Ansel dan Ocean menyusup ke dalam mobil yang dikendarai Aisha. Seorang bodyguard segera mengikuti mobil milik Aisha atas perintah Evan. “Inilah alasannya kenapa Aisha tidak pernah bisa mengunjungi Kakak ...,” lirihnya saat mengendarai.
“Iya, Kakak mengerti.” Amarah sedang meletup-letup di dalam dada Ansel, tetapi saat ini dirinya belum bisa melakukan apapun untuk membebaskan Adithia dan Aisha.
“Kita akan ke bank. Jadi bodyguardnya Evan akan menyampaikan jika Aisha barusaja menyumbang. Saat Aisha di dalam bank, Kakak dan Ocean harus tetap di sini.”
“Ya.” Singkat Ansel yang terpaksa harus menunduk di jok belakang supaya keberadaannya tidak terlihat.
“Aisha ingin Kakak dan Ocean kembali ke rumah, tapi sebelum itu Aisha akan menghubungi Evan dulu. Aisha harus memastikan Evan tidak akan cepat pulang.” Rasa rindu pada keluarganya masih meletup-letup jadi pertemuan singkat saja tidak akan pernah cukup.
Saat ini Ansel tidak lantas memberikan jawaban. Selama beberapa saat dirinya terjerat dalam kebingungan hingga akhirnya mengambil keputusan. “Kakak akan datang lain kali saja. Kamu tidak perlu menanyakan kembalinya Evan supaya dia tidak curiga.”
“Tapi bagaimana dengan papa. Papa masih ingin bertemu kakak. Pasti Kakak dapat melihat rasa rindu yang menyiksa papa, kan ....” Suara yang diperdengarkan Aisha hanya sendu.

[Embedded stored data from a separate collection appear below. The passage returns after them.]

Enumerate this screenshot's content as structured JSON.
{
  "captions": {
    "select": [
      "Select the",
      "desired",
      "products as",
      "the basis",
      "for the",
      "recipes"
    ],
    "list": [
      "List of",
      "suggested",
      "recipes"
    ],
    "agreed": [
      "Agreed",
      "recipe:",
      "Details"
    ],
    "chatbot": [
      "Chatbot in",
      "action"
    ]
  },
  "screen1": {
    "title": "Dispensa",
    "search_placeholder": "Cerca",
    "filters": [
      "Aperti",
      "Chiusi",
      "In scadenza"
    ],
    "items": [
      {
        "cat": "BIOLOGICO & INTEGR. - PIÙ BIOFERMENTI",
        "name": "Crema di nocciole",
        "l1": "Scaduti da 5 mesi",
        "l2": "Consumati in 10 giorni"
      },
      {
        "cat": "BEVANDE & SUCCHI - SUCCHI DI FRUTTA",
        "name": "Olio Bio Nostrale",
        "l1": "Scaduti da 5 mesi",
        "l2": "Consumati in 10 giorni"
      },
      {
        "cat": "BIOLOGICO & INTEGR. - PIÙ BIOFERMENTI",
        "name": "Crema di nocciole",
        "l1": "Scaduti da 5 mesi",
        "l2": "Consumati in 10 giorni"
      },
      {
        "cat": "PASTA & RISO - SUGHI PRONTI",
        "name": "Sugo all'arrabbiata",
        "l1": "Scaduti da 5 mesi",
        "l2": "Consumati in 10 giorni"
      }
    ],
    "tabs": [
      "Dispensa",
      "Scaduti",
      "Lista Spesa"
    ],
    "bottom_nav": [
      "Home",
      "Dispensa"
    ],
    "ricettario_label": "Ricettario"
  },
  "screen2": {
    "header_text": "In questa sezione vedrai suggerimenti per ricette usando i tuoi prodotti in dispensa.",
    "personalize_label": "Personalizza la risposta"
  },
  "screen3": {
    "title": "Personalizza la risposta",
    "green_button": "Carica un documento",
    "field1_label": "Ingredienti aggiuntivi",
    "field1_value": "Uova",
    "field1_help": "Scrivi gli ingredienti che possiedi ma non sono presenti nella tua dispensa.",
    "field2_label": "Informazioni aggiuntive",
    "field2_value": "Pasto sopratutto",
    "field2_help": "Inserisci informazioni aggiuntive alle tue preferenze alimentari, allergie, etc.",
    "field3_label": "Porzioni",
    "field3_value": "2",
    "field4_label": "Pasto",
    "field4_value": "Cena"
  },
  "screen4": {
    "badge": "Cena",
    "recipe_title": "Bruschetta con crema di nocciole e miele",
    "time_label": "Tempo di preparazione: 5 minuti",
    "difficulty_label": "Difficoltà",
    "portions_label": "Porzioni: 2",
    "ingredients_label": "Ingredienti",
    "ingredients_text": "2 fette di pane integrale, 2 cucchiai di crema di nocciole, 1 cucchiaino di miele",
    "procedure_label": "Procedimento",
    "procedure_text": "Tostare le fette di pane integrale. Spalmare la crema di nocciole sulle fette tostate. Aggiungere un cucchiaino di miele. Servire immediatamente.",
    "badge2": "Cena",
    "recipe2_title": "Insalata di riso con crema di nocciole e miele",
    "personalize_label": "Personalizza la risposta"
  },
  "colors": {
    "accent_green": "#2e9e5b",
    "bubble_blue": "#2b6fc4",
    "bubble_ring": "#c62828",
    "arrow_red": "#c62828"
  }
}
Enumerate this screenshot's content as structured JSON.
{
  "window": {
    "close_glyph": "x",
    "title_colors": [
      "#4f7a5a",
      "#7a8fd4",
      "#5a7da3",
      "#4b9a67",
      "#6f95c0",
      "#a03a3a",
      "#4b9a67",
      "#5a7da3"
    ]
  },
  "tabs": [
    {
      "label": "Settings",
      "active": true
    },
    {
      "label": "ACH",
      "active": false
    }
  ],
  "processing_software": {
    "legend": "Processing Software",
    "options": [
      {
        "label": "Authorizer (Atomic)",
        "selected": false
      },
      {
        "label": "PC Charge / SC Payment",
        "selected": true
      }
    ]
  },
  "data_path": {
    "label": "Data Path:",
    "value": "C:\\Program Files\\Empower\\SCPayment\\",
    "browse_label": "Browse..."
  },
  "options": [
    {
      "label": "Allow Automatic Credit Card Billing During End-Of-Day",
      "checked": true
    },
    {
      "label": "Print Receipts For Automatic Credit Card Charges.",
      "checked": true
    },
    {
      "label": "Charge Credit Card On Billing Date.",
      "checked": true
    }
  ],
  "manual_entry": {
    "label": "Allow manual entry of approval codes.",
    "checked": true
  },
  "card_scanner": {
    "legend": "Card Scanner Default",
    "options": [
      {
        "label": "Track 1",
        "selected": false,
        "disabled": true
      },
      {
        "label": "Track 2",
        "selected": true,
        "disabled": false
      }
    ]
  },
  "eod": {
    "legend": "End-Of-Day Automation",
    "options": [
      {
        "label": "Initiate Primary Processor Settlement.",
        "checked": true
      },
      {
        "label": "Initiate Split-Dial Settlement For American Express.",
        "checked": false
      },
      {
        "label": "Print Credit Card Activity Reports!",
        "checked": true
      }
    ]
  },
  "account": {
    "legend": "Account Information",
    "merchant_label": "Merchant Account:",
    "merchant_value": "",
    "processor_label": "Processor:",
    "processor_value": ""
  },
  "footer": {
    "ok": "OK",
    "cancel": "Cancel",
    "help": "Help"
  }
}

“Kakak menyayangi kamu dan papa. Jadi jangan telepon Evan. Kakak tidak ingin dia curiga dan akhirnya membahayakan kalian.” Lagi, Ansel harus melakukan pengorbanan walaupun selalu terasa perih karena jika diungkapkan rasa rindu pada Adithia dan Aisha akan selalu menghujaninya.
Aisha mendesah, “Baiklah ... nanti Aisha akan mengalihkan perhatian bodyguard agar Kakak dan Ocean bisa keluar dari mobil setelah mendapatkan uangnya.”
Kini Ansel yang mendesah, “Iya. Terimakasih ....” Lirihnya ingin disampaikan, tetapi itu bukanlah hal yang baik karena mungkin Aisha hanya akan tersedu-sedu penuh perih. Jadi, rencana mereka dijalankan dan semuanya berjalan lancar. Namun sebelum Aisha meninggalkan mobil untuk masuk ke dalam bank, Ansel berkata tidak menginginkan semua uang milik adiknya. Intinya pria ini berterimakasih pada kebaikan adiknya hanya saja jangan sampai membuat Evan curiga, jadi Aisha hanya memberikan dua puluh persen dari total tabungannya.
Kini, Ansel dan Ocean kembali menaiki bus dengan membawa uang di dalam tas. ‘Semoga saja Aisha dan papa baik-baik saja. Semoga saja Evan tidak mencium keanehan apapun.’
Namun, kehadiran Ansel sudah didengar oleh Evan sejak awal kedatangannya. Hanya saja laporan yang diterimanya tidak lengkap jadi yang didengarnya hanya sebatas Ansel berlalu setelah akses masuknya diblokir.
Di sisi lain, Aisha juga tidak bodoh. Dia mengganti gembok yang dirusaknya dengan gembok baru yang dibelinya dari toserba walau selalu diawasi bodyguard hingga dirinya meminta pada kasir untuk mengambilkan gembok yang dimaksud.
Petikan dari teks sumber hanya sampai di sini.